- Born: Rockville Centre, New York United States
- Occupations: ballet dancer; Executive and Artistic Director of Ballet Rhode Island;
- Years active: 2000–present
- Spouse: Yury Yanowsky
- Children: 2
- Career
- Current group: Ballet RI
- Former groups: The Washington Ballet, Boston Ballet

= Kathleen Breen Combes =

American ballet dancer

Kathleen Breen Combes is an American ballet dancer. She was a principal dancer with the Boston Ballet until 2019, when she retired to join Festival Ballet Providence as executive director. She is now the Director of Ballet Rhode Island

== Early life ==
Breen Combes was born in Rockville Centre, New York. She is of Irish ancestry. She trained in ballet at Fort Lauderdale Ballet Classique, the Harid Conservatory, and The Central Pennsylvania Youth Ballet. The daughter of a Pilates instructor, she became certified in Pilates when she was nineteen years old.

== Career ==
Breen Combes joined The Washington Ballet as an apprentice in 2000 and became a member of main company in 2002. She joined Boston Ballet in 2003. She was promoted to second soloist in 2005, soloist in 2007, and principal dancer in 2009. Her professional repertoire has included classical ballets, neo-classical ballets by George Balanchine, and works by John Cranko, Jiří Kylián, William Forsythe, Christopher Wheeldon, Wayne McGregor, and Jorma Elo. In 2003 she was awarded the Lefkowitz Award for Special Achievement at the New York International Ballet Competition at Lincoln Center. In 2007 she was featured on the cover of Dance Magazine and has also been featured in Pointe. She was nominated for the Prix Benois de la Danse Award in 2012 for her portrayal of Juliet in Romeo and Juliet and Queen Titania in A Midsummer Night's Dream and was later invited to dance at the Bolshoi Theatre.
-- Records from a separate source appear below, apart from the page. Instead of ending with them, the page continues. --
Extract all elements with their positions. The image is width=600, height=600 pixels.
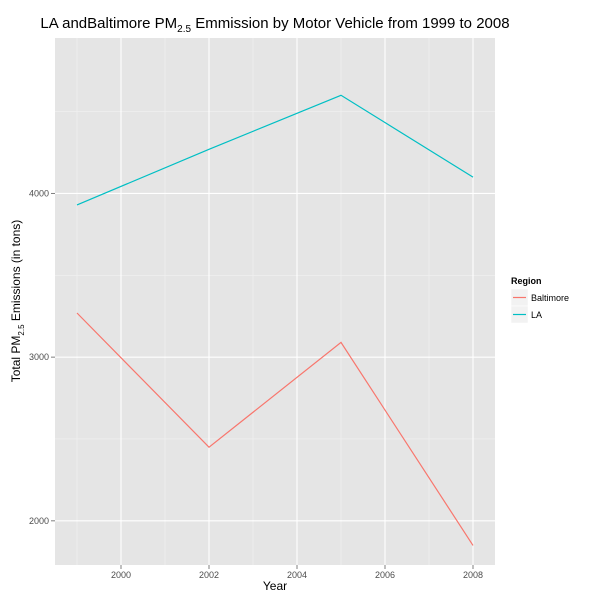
legend-label-baltimore: Baltimore (531, 293, 569, 303)
x-tick-label: 2008 (463, 570, 483, 580)
y-tick-label: 4000 (29, 188, 49, 198)
y-axis-title-subscript: 2.5 (17, 324, 26, 336)
y-tick-label: 2000 (29, 516, 49, 526)
x-tick-label: 2002 (199, 570, 219, 580)
series-line-baltimore (76, 312, 474, 546)
x-axis-title: Year (263, 579, 287, 593)
y-tick-label: 3000 (29, 352, 49, 362)
y-axis-title: Total PM2.5 Emissions (in tons) (9, 220, 26, 383)
series-lines (76, 94, 474, 546)
x-axis-ticks: 2000 2002 2004 2006 2008 (111, 565, 483, 580)
chart-title-suffix: Emmission by Motor Vehicle from 1999 to … (191, 15, 510, 32)
legend-label-la: LA (531, 310, 542, 320)
chart-title-subscript: 2.5 (177, 24, 191, 35)
x-tick-label: 2004 (287, 570, 307, 580)
grid-lines (55, 38, 495, 565)
plot-panel (55, 38, 495, 565)
chart-title-prefix: LA andBaltimore PM (40, 15, 177, 32)
legend-items: Baltimore LA (510, 288, 569, 324)
x-tick-label: 2000 (111, 570, 131, 580)
y-axis-title-suffix: Emissions (in tons) (9, 220, 23, 325)
legend-title: Region (511, 276, 542, 286)
series-line-la (76, 94, 474, 206)
x-tick-label: 2006 (375, 570, 395, 580)
chart-title: LA andBaltimore PM2.5 Emmission by Motor… (40, 15, 509, 35)
y-axis-title-prefix: Total PM (9, 336, 23, 383)
y-axis-ticks: 2000 3000 4000 (29, 188, 55, 526)
legend: Region Baltimore LA (510, 276, 569, 324)
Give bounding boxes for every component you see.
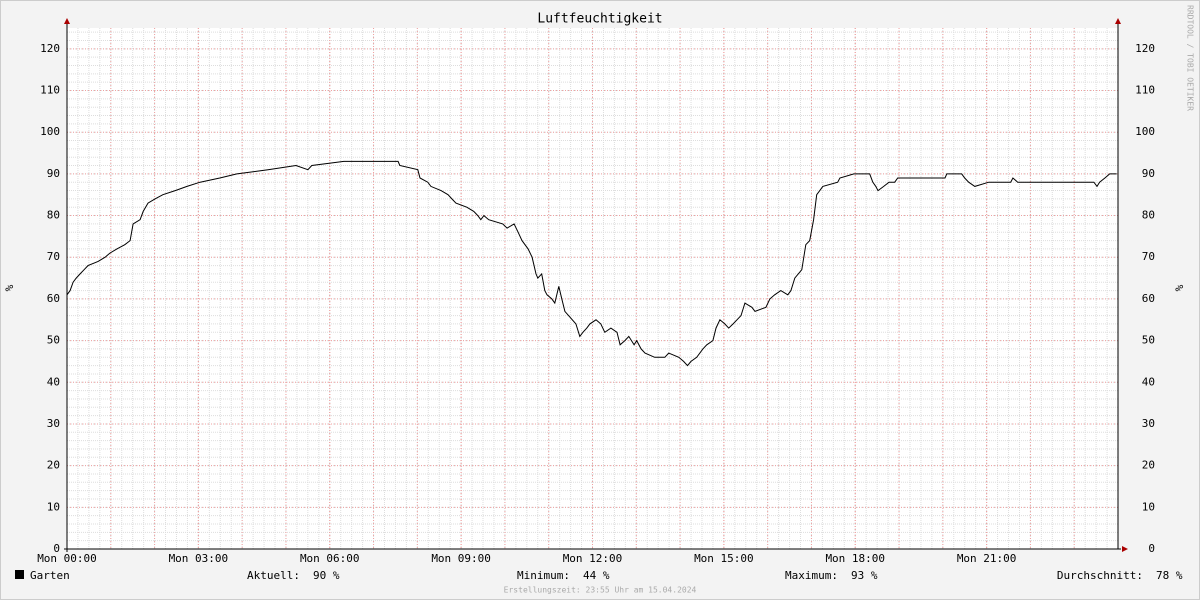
chart-title: Luftfeuchtigkeit: [537, 12, 662, 27]
x-tick-label: Mon 06:00: [300, 552, 360, 565]
y-tick-label: 80: [47, 209, 60, 222]
y-tick-label-right: 70: [1142, 250, 1155, 263]
y-tick-label-right: 40: [1142, 375, 1155, 388]
y-tick-label: 50: [47, 334, 60, 347]
stat-label: Minimum:: [517, 569, 570, 582]
data-line: [66, 160, 1117, 367]
y-tick-label: 70: [47, 250, 60, 263]
axis-arrow: [64, 18, 70, 24]
y-axis-label: %: [3, 284, 16, 291]
y-tick-label: 90: [47, 167, 60, 180]
stat-label: Maximum:: [785, 569, 838, 582]
y-tick-label: 20: [47, 459, 60, 472]
stat-value: 44 %: [583, 569, 610, 582]
y-tick-label-right: 30: [1142, 417, 1155, 430]
y-tick-label: 10: [47, 500, 60, 513]
y-tick-label-right: 100: [1135, 125, 1155, 138]
y-axis-label-right: %: [1173, 284, 1186, 291]
y-tick-label: 110: [40, 84, 60, 97]
x-tick-label: Mon 09:00: [431, 552, 491, 565]
y-tick-label: 0: [53, 542, 60, 555]
x-tick-label: Mon 00:00: [37, 552, 97, 565]
stat-value: 93 %: [851, 569, 878, 582]
legend-label: Garten: [30, 569, 70, 582]
y-tick-label-right: 60: [1142, 292, 1155, 305]
y-tick-label-right: 0: [1148, 542, 1155, 555]
y-tick-label-right: 50: [1142, 334, 1155, 347]
axis-arrow: [1115, 18, 1121, 24]
y-tick-label-right: 80: [1142, 209, 1155, 222]
y-tick-label-right: 20: [1142, 459, 1155, 472]
stat-label: Aktuell:: [247, 569, 300, 582]
stat-value: 90 %: [313, 569, 340, 582]
x-tick-label: Mon 21:00: [957, 552, 1017, 565]
x-tick-label: Mon 12:00: [563, 552, 623, 565]
stat-label: Durchschnitt:: [1057, 569, 1143, 582]
y-tick-label-right: 120: [1135, 42, 1155, 55]
y-tick-label: 120: [40, 42, 60, 55]
stat-value: 78 %: [1156, 569, 1183, 582]
axis-arrow: [1122, 546, 1128, 552]
y-tick-label: 60: [47, 292, 60, 305]
x-tick-label: Mon 15:00: [694, 552, 754, 565]
legend-swatch: [15, 570, 24, 579]
x-tick-label: Mon 18:00: [825, 552, 885, 565]
y-tick-label: 100: [40, 125, 60, 138]
watermark: RRDTOOL / TOBI OETIKER: [1186, 5, 1195, 111]
y-tick-label: 30: [47, 417, 60, 430]
y-tick-label: 40: [47, 375, 60, 388]
y-tick-label-right: 10: [1142, 500, 1155, 513]
y-tick-label-right: 90: [1142, 167, 1155, 180]
footer: Erstellungszeit: 23:55 Uhr am 15.04.2024: [504, 586, 697, 595]
y-tick-label-right: 110: [1135, 84, 1155, 97]
x-tick-label: Mon 03:00: [169, 552, 229, 565]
She has also danced in Don Quixote, Giselle, La Bayadère, The Taming of the Shrew, Lady of the Camellias, Cinderella, The Sleeping Beauty, Swan Lake, The Nutcracker, La Sylphide, Le Spectre de la rose, Spring Waters Pas de Deux, Jewels, Coppélia, Apollo, Symphony in Three Movements, The Four Temperaments, The Prodigal Son, Serenade, La Valse, Episodes, Ballo della Regina, Divertimento No. 15, Mozartiana, Who Cares?, and Allegro Brillante.

== Personal life ==
In 2010 Breen Combes married Spanish ballet dancer and choreographer Yury Yanowsky, who she danced with at Boston Ballet, in a ceremony in the Canary Islands. They have a daughter named Cora, and a son born in 2020

While dancing with Boston Ballet, Breen Combes enrolled at Northeastern University. She graduated in 2016 with a bachelor's degree in organizational communications and management. She is currently in the graduate program for non-profit management. She is the founder of the blog LeadHERship.